L’operatore adeguato a favorire questo processo è prodotto da questa impostazione; raggiunge la competenza necessaria a prescindere dal percorso accademico che ha seguito e, potremmo dire, anche a dispetto di questo percorso.

Gli operatori della riabilitazione provengono da un iter sia di tipo sanitario sia di tipo pedagogico, ma gli uni e gli altri, per diventare effettivamente dei riabilitatori, devono modificare qualcosa di non secondario nella propria impostazione:

  • i sanitari debbono abbandonare l’ottica della malattia, che li porta a presumere che i pazienti siano naturalmente portatori del desiderio di ristabilire l’equilibrio infranto dalla malattia. La condizione con cui hanno a che fare molti nostri pazienti, infatti, soprattutto quelli che presentano un disturbo della personalità, ha a che fare più con le vicissitudini dell’esperienza e della formazione della libertà che non con l’esordio di una malattia. Non può essere data per scontata, pertanto, la presenza del desiderio di guarire;
  • coloro che hanno seguito un iter pedagogico devono anch’essi abbandonare qualcosa che hanno appreso nel corso della loro formazione, ossia l’idea che si tratti di colmare una lacuna educativa, in primo luogo perché per molti questa educazione c’è stata, ma non ha attecchito; in secondo luogo perché – per tutti – il tempo dell’educazione è ormai trascorso è si è orami chiusa la “finestra temporale” del normale apprendimento.

Cosa occorre saper vedere, per poter introdurre il soggetto al suo personale percorso riabilitativo?

Occorre che l’operatore accetti il fatto che il soggetto non vede le cose dalla medesima prospettiva: l’operatore si concentra sulle competenze il cui funzionamento è insufficiente o danneggiato e si propone di ripararle con la sua azione; il soggetto interessato – al contrario – spesso scotomizza la funzione danneggiata o la trasforma nel suo contrario, idealizzandola.

Per farla breve: il soggetto non si coinvolge nel lavoro riabilitativo se l’operatore lo spinge a focalizzare la sua attenzione su ciò che non funziona, perché non trova alcun appeal nello scopo puramente riparativo.

Affinché si coinvolga occorre che venga incoraggiato il suo tentativo di incrementare qualcosa che già fa parte di sé e che è buono, utilizzando una risorsa già presente almeno in nuce.

In altre parole: la disponibilità ad ingaggiarsi nel lavoro riabilitativo sarà maggiore quanto più il terreno su cui ci si muoverà sarà familiare al soggetto, così che egli lo possa considerare più come la coltivazione del proprio orto che non come l’esplorazione di una terra incognita.
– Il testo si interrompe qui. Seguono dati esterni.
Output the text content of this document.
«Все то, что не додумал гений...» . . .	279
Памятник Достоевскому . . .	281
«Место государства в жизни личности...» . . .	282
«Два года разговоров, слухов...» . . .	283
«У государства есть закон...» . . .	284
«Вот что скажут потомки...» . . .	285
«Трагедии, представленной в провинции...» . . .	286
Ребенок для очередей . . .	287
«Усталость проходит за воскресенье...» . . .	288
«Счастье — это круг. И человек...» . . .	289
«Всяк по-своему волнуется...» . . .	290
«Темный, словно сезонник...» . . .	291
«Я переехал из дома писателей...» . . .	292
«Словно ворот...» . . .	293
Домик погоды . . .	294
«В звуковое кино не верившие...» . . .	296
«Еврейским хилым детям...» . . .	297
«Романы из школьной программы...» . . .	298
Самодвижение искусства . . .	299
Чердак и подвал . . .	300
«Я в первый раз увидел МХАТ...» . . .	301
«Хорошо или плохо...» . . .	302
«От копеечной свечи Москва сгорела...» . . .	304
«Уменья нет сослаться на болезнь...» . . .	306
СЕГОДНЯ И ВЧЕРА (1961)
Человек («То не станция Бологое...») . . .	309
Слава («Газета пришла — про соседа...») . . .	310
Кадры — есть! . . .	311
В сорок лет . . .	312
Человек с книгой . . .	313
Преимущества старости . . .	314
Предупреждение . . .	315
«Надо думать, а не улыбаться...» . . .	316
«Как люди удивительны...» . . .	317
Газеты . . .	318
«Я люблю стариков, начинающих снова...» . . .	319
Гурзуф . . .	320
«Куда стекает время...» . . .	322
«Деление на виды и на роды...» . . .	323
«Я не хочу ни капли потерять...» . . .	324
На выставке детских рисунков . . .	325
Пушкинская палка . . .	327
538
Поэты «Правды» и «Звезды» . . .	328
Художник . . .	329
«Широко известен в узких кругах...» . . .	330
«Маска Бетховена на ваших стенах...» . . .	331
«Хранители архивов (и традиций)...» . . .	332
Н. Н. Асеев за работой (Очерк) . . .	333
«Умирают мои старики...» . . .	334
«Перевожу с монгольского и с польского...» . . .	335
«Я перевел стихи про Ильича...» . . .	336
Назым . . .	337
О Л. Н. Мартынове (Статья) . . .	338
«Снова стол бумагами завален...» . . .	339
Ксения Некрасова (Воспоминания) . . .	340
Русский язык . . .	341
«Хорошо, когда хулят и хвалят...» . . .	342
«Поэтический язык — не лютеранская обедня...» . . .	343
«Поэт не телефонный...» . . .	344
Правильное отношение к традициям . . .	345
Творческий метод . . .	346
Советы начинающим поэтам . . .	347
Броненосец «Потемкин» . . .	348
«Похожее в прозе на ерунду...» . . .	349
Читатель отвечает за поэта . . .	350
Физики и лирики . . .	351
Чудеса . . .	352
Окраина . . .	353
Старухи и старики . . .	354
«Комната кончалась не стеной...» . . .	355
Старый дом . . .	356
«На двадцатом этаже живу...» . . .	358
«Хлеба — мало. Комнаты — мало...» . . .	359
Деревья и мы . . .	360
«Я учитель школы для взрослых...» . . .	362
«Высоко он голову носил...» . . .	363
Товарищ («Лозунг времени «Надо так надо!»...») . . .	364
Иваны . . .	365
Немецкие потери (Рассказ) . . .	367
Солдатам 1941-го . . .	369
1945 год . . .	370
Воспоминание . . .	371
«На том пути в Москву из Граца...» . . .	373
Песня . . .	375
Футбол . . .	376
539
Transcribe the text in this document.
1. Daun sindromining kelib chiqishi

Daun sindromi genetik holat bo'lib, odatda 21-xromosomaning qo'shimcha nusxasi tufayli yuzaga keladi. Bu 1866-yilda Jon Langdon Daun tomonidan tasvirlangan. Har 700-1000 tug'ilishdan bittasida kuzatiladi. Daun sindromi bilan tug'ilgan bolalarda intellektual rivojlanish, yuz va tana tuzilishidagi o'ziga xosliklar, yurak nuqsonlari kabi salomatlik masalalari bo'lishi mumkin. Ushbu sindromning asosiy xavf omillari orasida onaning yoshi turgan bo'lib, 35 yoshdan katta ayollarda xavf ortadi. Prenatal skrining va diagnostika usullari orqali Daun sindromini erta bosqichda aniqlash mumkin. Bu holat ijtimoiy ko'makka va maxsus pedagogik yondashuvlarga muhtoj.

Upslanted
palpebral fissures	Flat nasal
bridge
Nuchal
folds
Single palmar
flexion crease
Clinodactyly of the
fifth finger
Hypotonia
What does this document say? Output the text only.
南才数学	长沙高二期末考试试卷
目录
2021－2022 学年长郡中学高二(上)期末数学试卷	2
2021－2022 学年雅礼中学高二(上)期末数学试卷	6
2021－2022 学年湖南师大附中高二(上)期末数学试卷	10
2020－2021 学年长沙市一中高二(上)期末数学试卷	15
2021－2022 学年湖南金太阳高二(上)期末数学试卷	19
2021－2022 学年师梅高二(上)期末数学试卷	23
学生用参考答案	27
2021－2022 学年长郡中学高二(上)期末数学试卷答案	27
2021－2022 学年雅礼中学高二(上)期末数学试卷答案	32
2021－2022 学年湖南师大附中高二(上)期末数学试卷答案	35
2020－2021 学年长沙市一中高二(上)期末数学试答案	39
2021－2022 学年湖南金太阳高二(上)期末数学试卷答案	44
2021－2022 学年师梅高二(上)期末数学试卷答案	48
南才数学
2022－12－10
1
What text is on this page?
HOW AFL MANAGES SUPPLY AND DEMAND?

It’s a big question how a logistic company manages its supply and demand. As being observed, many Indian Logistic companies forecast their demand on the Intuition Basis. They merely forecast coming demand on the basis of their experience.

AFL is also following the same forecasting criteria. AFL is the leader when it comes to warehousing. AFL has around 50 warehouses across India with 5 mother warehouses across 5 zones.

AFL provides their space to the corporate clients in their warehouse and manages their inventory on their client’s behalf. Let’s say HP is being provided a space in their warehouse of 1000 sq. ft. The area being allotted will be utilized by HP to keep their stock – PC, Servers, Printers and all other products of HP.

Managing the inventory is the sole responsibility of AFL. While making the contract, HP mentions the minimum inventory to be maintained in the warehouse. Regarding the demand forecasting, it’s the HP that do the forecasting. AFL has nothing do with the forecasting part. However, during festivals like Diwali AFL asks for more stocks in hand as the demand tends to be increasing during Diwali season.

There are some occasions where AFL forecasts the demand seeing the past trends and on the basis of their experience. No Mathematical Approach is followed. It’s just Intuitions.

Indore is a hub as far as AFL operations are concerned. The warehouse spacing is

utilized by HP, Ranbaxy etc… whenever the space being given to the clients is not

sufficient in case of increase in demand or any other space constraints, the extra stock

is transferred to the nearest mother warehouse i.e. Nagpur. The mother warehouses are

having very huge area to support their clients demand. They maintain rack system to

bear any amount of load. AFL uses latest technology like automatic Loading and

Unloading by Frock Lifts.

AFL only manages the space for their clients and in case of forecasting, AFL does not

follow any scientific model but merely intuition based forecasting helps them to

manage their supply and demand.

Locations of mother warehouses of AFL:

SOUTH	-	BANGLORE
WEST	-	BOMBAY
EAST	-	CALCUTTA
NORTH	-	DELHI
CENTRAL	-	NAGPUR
Differentemente da ciò che accade nel processo riabilitativo delle altre funzioni che riguardano il corpo, nella riabilitazione psicosociale è molto difficile distinguere tra facoltà precedentemente possedute e quindi perdute e facoltà mai sviluppate, e quindi da “costruire ex novo”. Prendiamo la funzione affettiva: la malattia spoglia progressivamente la capacità di reagire empaticamente e sintonicamente con gli altri, così che la persona diviene anaffettiva, perde la sua capacità di “sentire” e di partecipare affettivamente. Questa perdita, però, non è vissuta nel medesimo modo in cui verrebbe vissuta la perduta funzionalità di una gamba o di una mano, perché la malattia mentale (la psicosi) non cancella solo la funzione, ma anche il ricordo stesso della coloritura affettiva degli avvenimenti psichici, delle sfumature che trapassano da una tonalità a un’altra. Il mondo schizofrenico o è un mondo rigorosamente in bianco e nero o, all’opposto, un mondo che esiste solo in quanto caoticamente colorato, e nell’un caso quanto nell’altro è sbarrato l’accesso alla percezione opposta.

Il processo riabilitativo, pertanto, in questo caso mira alla ricostituzione di una possibilità di cogliere una salienza emotiva e – se ciò accade – non si pone come il recupero di una funzione ritrovata, ma sempre come un’esperienza nuova.